Ricardo Rojas, que también ha recomendado la
canonización del Martín Fierro, tiene una página, en su Historia de la
literatura argentina, que parece casi un lugar común y que es una astucia.
Rojas estudia la poesía de los gauchescos, es
decir, la poesía de Hidalgo, Ascasubi, Estanislao del Campo y José Hernández, y
la deriva de la poesía de los payadores, de la espontánea poesía de los
gauchos. Hace notar que el metro de la poesía popular es el octosílabo y que
los autores de la poesía gauchesca manejan ese metro, y acaba por considerar la
poesía de los gauchescos como una continuación o magnificación de la poesía de
los payadores.
Sospecho que hay un grave error en esta
afirmación; podríamos decir un hábil error, porque se ve que Rojas, para dar
raíz popular a la poseía de los gauchescos, que empieza en Hidalgo y culmina en
Hernández, la presenta como una continuación o derivación de la de los gauchos,
y así, Bartolomé Hidalgo es, no el Homero de esta poesía, como dijo Mitre, sino
un eslabón.
Ricardo Rojas hace de Hidalgo un payador; sin
embargo, según la misma Historia de la literatura argentina, este supuesto
payador empezó componiendo versos endecasílabos, metro naturalmente vedado a
los payadores, que no percibían su armonía, como no percibieron la armonía del
endecasílabo los lectores españoles cuando Garcilaso lo importó de Italia.

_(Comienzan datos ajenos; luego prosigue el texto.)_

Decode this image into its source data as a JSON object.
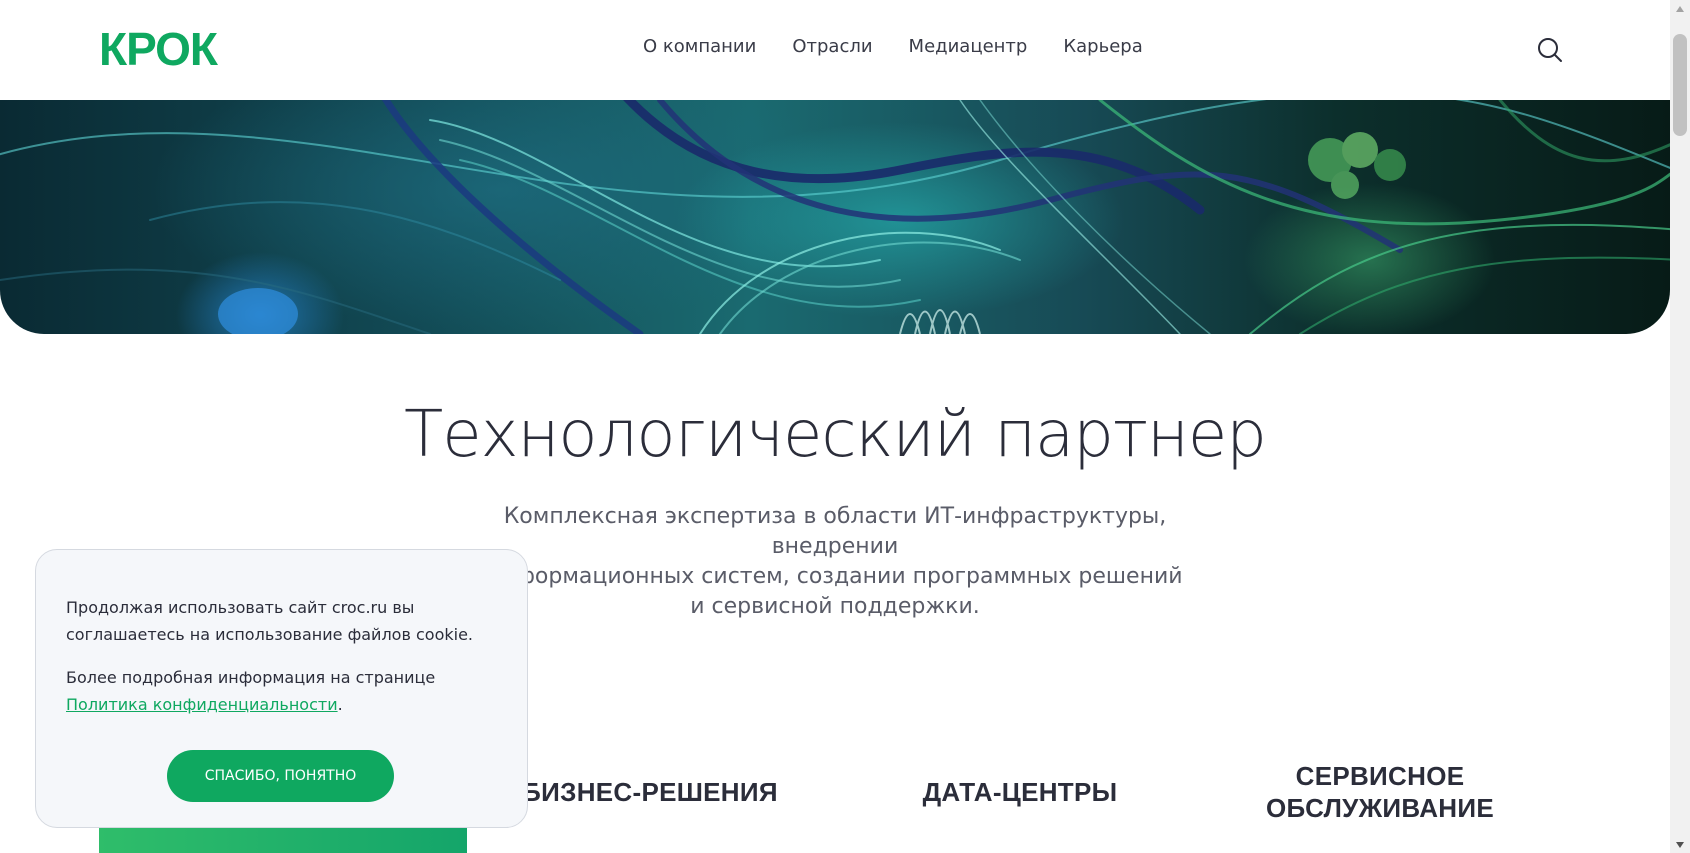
{
  "header": {
    "logo": "КРОК",
    "nav": [
      "О компании",
      "Отрасли",
      "Медиацентр",
      "Карьера"
    ],
    "search_icon": "search-icon"
  },
  "hero": {
    "image": "abstract teal and green fiber-optic cables underwater scene"
  },
  "main": {
    "title": "Технологический партнер",
    "subtitle_lines": [
      "Комплексная экспертиза в области ИТ-инфраструктуры, внедрении",
      "информационных систем, создании программных решений",
      "и сервисной поддержки."
    ],
    "categories": [
      {
        "lines": [
          "БИЗНЕС-РЕШЕНИЯ"
        ]
      },
      {
        "lines": [
          "ДАТА-ЦЕНТРЫ"
        ]
      },
      {
        "lines": [
          "СЕРВИСНОЕ",
          "ОБСЛУЖИВАНИЕ"
        ]
      }
    ]
  },
  "cookie": {
    "text1": "Продолжая использовать сайт croc.ru вы соглашаетесь на использование файлов cookie.",
    "text2_prefix": "Более подробная информация на странице ",
    "text2_link": "Политика конфиденциальности",
    "text2_suffix": ".",
    "button": "Спасибо, понятно"
  },
  "colors": {
    "brand_green": "#0fa860",
    "text_dark": "#2b2d3a"
  }
}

Entiendo que hay una diferencia fundamental
entre la poesía de los gauchos y la poesía gauchesca. Basta comparar cualquier
colección de poesías populares con el Martín Fierro, con el Paulino Lucero, con
el Fausto, para advertir esa diferencia, que está no menos en el léxico que en
el propósito de los poetas. Los poetas populares del campo y del suburbio
versifican temas generales: las penas del amor y de la ausencia, el dolor del
amor, y lo hacen en un léxico muy general también; en cambio, los poetas
gauchescos cultivan un lenguaje deliberadamente popular, que los poetas
populares no ensayan. No quiero decir que el idioma de los poetas populares sea
un español correcto, quiero decir que si hay incorrecciones son obra de la
ignorancia. En cambio, en los poetas gauchescos hay una busca de las palabras
nativas, una profusión del color local. La prueba es ésta: un colombiano, un
mejicano o un español pueden comprender inmediatamente las poesías de los
payadores, de los gauchos, y en cambio necesitan un glosario para comprender,
siquiera aproximadamente, a Estanislao del Campo o Ascasubi.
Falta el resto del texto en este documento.